Babi kept on walking. Finally, she saw one of Step’s friends. He was sitting on a powerful motorcycle, chatting cheerfully with a young woman whom he held tightly between his legs. The young woman was wearing a navy-blue baseball cap with a visor and the NY logo in front. Her black hair, tied in a ponytail, stuck out the back of the cap, through the space above the strap. She was wearing a jacket with patent leather white sleeves, like the typical American cheerleader. Her Camomilla double belt, a pair of dark blue leggings, and a pair of Superga shoes in the same shade made her look a bit more Italian.
That lunatic who kept laughing and twisting her head around to kiss him every so often was her best friend Pallina! She’d finally found her. Babi walked over to her.
Pallina saw her coming. “Hey, ciao, what a surprise!” She ran straight over and threw her arms around her. “I’m so happy that you came.”
“Not me. In fact, I can’t wait to get out of here!”
“Then what are you doing here? Didn’t you say that only idiots go to
the races?”
“In fact, you’re definitely an idiot. I came to tell you that your mother called my house to check up on you.”

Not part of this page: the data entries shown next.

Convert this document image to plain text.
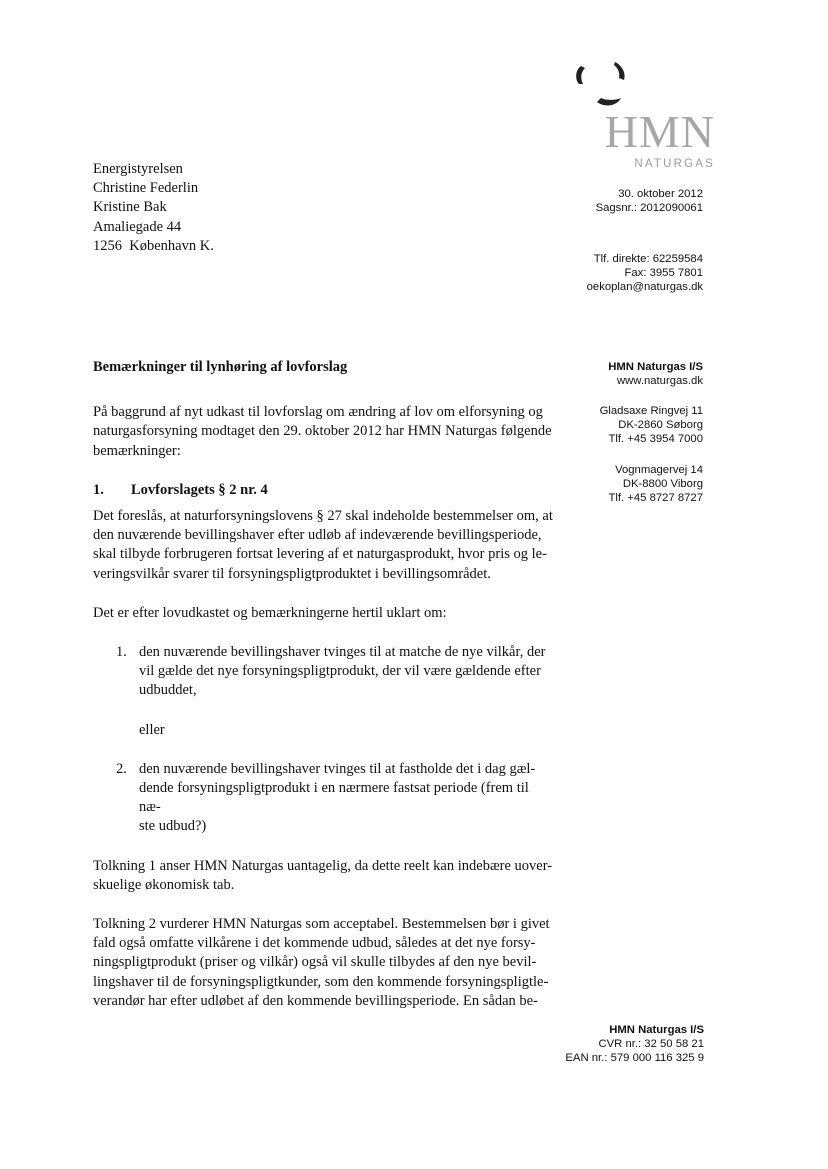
HMN
NATURGAS
Energistyrelsen
Christine Federlin
Kristine Bak
Amaliegade 44
1256  København K.
30. oktober 2012
Sagsnr.: 2012090061
Tlf. direkte: 62259584
Fax: 3955 7801
oekoplan@naturgas.dk
HMN Naturgas I/S
www.naturgas.dk
Gladsaxe Ringvej 11
DK-2860 Søborg
Tlf. +45 3954 7000
Vognmagervej 14
DK-8800 Viborg
Tlf. +45 8727 8727

Bemærkninger til lynhøring af lovforslag

På baggrund af nyt udkast til lovforslag om ændring af lov om elforsyning og
naturgasforsyning modtaget den 29. oktober 2012 har HMN Naturgas følgende
bemærkninger:

1.	Lovforslagets § 2 nr. 4

Det foreslås, at naturforsyningslovens § 27 skal indeholde bestemmelser om, at
den nuværende bevillingshaver efter udløb af indeværende bevillingsperiode,
skal tilbyde forbrugeren fortsat levering af et naturgasprodukt, hvor pris og le-
veringsvilkår svarer til forsyningspligtproduktet i bevillingsområdet.

Det er efter lovudkastet og bemærkningerne hertil uklart om:

1. den nuværende bevillingshaver tvinges til at matche de nye vilkår, der
vil gælde det nye forsyningspligtprodukt, der vil være gældende efter
udbuddet,
eller
2. den nuværende bevillingshaver tvinges til at fastholde det i dag gæl-
dende forsyningspligtprodukt i en nærmere fastsat periode (frem til næ-
ste udbud?)

Tolkning 1 anser HMN Naturgas uantagelig, da dette reelt kan indebære uover-
skuelige økonomisk tab.

Tolkning 2 vurderer HMN Naturgas som acceptabel. Bestemmelsen bør i givet
fald også omfatte vilkårene i det kommende udbud, således at det nye forsy-
ningspligtprodukt (priser og vilkår) også vil skulle tilbydes af den nye bevil-
lingshaver til de forsyningspligtkunder, som den kommende forsyningspligtle-
verandør har efter udløbet af den kommende bevillingsperiode. En sådan be-

HMN Naturgas I/S
CVR nr.: 32 50 58 21
EAN nr.: 579 000 116 325 9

“No! What did you tell her?”
“That you were asleep and couldn’t come to the phone,” Babi said.
“And she believed you?”
“Yes.”
Pallina whistled. “That’s lucky!”
“Yes, but she said that tomorrow morning she’s going to come by and pick you up early because you’re going to have to get some blood work done, so you’ll be missing our first class.”
Pallina leaped for joy. “Yahooo!” Her enthusiasm soon waned, however, the minute she remembered their weekly schedule. “Couldn’t she have made it Friday, when I have Italian?”
“Well, whatever, she’s coming by to pick you up at seven so make sure you get back early, okay?”
Pallina locked arms with Babi and dragged her over and introduced her to Pollo.
“What time are you guys going to be done here?” Babi asked.
Pollo smiled at Babi, who greeted him with some reserve.
“Early, at the very latest, two o’clock, and this will all be done. Then we can go get a nice hot pizza, right?” Pollo asked.
Pallina looked at her girlfriend eagerly. “Come on, don’t worry. Won’t you come get a pizza with us?”
“Pizza? No, I’m tired, and I want to go home,” Babi said.
“Don’t be such a pain in the neck!” Pallina said.
Pollo smiled and lit a cigarette. “Come on, Step will be there too. He’ll be happy to see you.”
“Yes, but I’m going home. Pallina, try to get in early. I don’t want to get in trouble with your mother on your account.”
Babi looked at Pallina, shook her head, and then turned away. She noticed a plaque nearby on the ground, right on the edge of the road. In the center, there was a photograph of a young man, and next to that picture was a circle, half in black and half in white, with two dots of the opposite color in the two different halves. The duality of life. That same life the young man no longer possessed.